Budapest, Oct 2: Hungarians today began voting on the EU's troubled refugee quota plan, in a referendum aimed at boosting Prime Minister Viktor Orban's self-styled campaign to defend Europe against the "threat of mass migration".
While there is little doubt that his 'No' camp will comfortably win, the poll could still end in embarrassment for Orban if it fails to reach the required 50-percent turnout and is deemed invalid.
To avoid this, the right-wing government has led a fierce media offensive urging the eight-million-strong electorate to spurn the EU deal, which seeks to share migrants around the 28-member bloc via mandatory quotas without the consent of
Polling stations opened at 0930 IST and will close at 1030 IST, with results expected later in the evening.
Orban warned yesterday that mass migration was a "threat... to Europe's safe way of life" and that Hungarians had "a duty" to fight the failed "liberal methods" of the "Brussels elite".
"We can send a message to each European... telling them that it depends on us, European citizens, to bring the EU back
to reason, with common effort, or let it disintegrate," he wrote in the Magyar Idok newspaper.
The EU proposal - spearheaded by Germany and approved by most EU countries last year - is aimed at easing pressure on Italy and Greece, the bloc's main entry points for hundreds of thousands of people mainly fleeing war in Syria.
But implementation has been slow, as eastern and central European nations remain vehemently opposed to the plan.
Hungary has not accepted a single refugee allocated under the scheme and instead joined Slovakia in filing a legal
challenge against it.
The referendum threatens to further split the quarrelling bloc, already weakened by its worst migration crisis since
1945 and Britain's decision in June to leave the union.
"If referendums are going to be organised on every decision of the Council of Ministers and the European Parliament, legal security is in danger," EU President Jean-Claude Juncker warned in late July.

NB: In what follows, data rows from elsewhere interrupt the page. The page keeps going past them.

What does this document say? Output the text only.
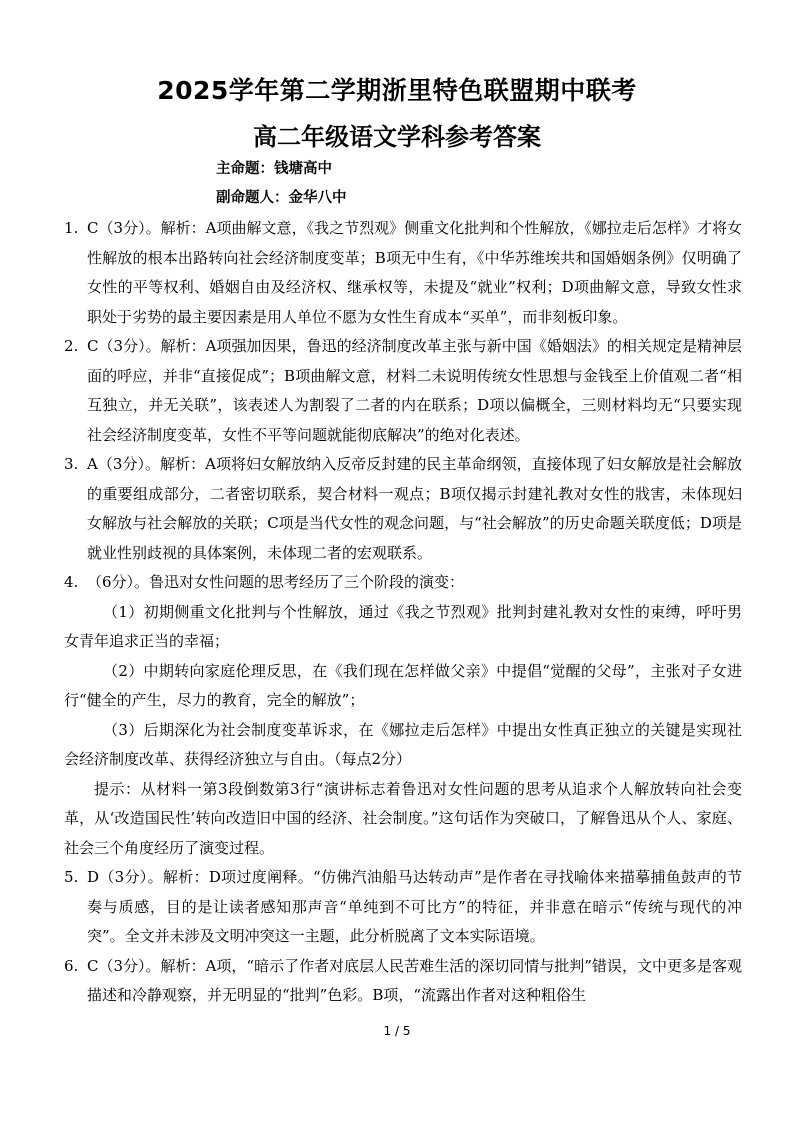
2025学年第二学期浙里特色联盟期中联考
高二年级语文学科参考答案
主命题：钱塘高中
副命题人：金华八中
1. C（3分）。解析：A项曲解文意，《我之节烈观》侧重文化批判和个性解放，《娜拉走后怎样》才将女性解放的根本出路转向社会经济制度变革；B项无中生有，《中华苏维埃共和国婚姻条例》仅明确了女性的平等权利、婚姻自由及经济权、继承权等，未提及“就业”权利；D项曲解文意，导致女性求职处于劣势的最主要因素是用人单位不愿为女性生育成本“买单”，而非刻板印象。
2. C（3分）。解析：A项强加因果，鲁迅的经济制度改革主张与新中国《婚姻法》的相关规定是精神层面的呼应，并非“直接促成”；B项曲解文意，材料二未说明传统女性思想与金钱至上价值观二者“相互独立，并无关联”，该表述人为割裂了二者的内在联系；D项以偏概全，三则材料均无“只要实现社会经济制度变革，女性不平等问题就能彻底解决”的绝对化表述。
3. A（3分）。解析：A项将妇女解放纳入反帝反封建的民主革命纲领，直接体现了妇女解放是社会解放的重要组成部分，二者密切联系，契合材料一观点；B项仅揭示封建礼教对女性的戕害，未体现妇女解放与社会解放的关联；C项是当代女性的观念问题，与“社会解放”的历史命题关联度低；D项是就业性别歧视的具体案例，未体现二者的宏观联系。
4. （6分）。鲁迅对女性问题的思考经历了三个阶段的演变：
（1）初期侧重文化批判与个性解放，通过《我之节烈观》批判封建礼教对女性的束缚，呼吁男女青年追求正当的幸福；
（2）中期转向家庭伦理反思，在《我们现在怎样做父亲》中提倡“觉醒的父母”，主张对子女进行“健全的产生，尽力的教育，完全的解放”；
（3）后期深化为社会制度变革诉求，在《娜拉走后怎样》中提出女性真正独立的关键是实现社会经济制度改革、获得经济独立与自由。（每点2分）
提示：从材料一第3段倒数第3行“演讲标志着鲁迅对女性问题的思考从追求个人解放转向社会变革，从‘改造国民性’转向改造旧中国的经济、社会制度。”这句话作为突破口，了解鲁迅从个人、家庭、社会三个角度经历了演变过程。
5. D（3分）。解析：D项过度阐释。“仿佛汽油船马达转动声”是作者在寻找喻体来描摹捕鱼鼓声的节奏与质感，目的是让读者感知那声音“单纯到不可比方”的特征，并非意在暗示“传统与现代的冲突”。全文并未涉及文明冲突这一主题，此分析脱离了文本实际语境。
6. C（3分）。解析：A项，“暗示了作者对底层人民苦难生活的深切同情与批判”错误，文中更多是客观描述和冷静观察，并无明显的“批判”色彩。B项，“流露出作者对这种粗俗生
1 / 5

As anti-migrant parties surge in popularity across the continent, Orban has emerged as the populist standard-bearer
of those opposed to German Chancellor Angela Merkel's "open-door" policy.
Today's poll will ask voters: "Do you want the EU to be able to mandate the obligatory resettlement of non-Hungarian
citizens into Hungary even without the approval of the National Assembly?"
Opposition parties and rights groups held protests ahead of the vote, accusing Orban of whipping up xenophobia despite
the lack of asylum-seekers in the country.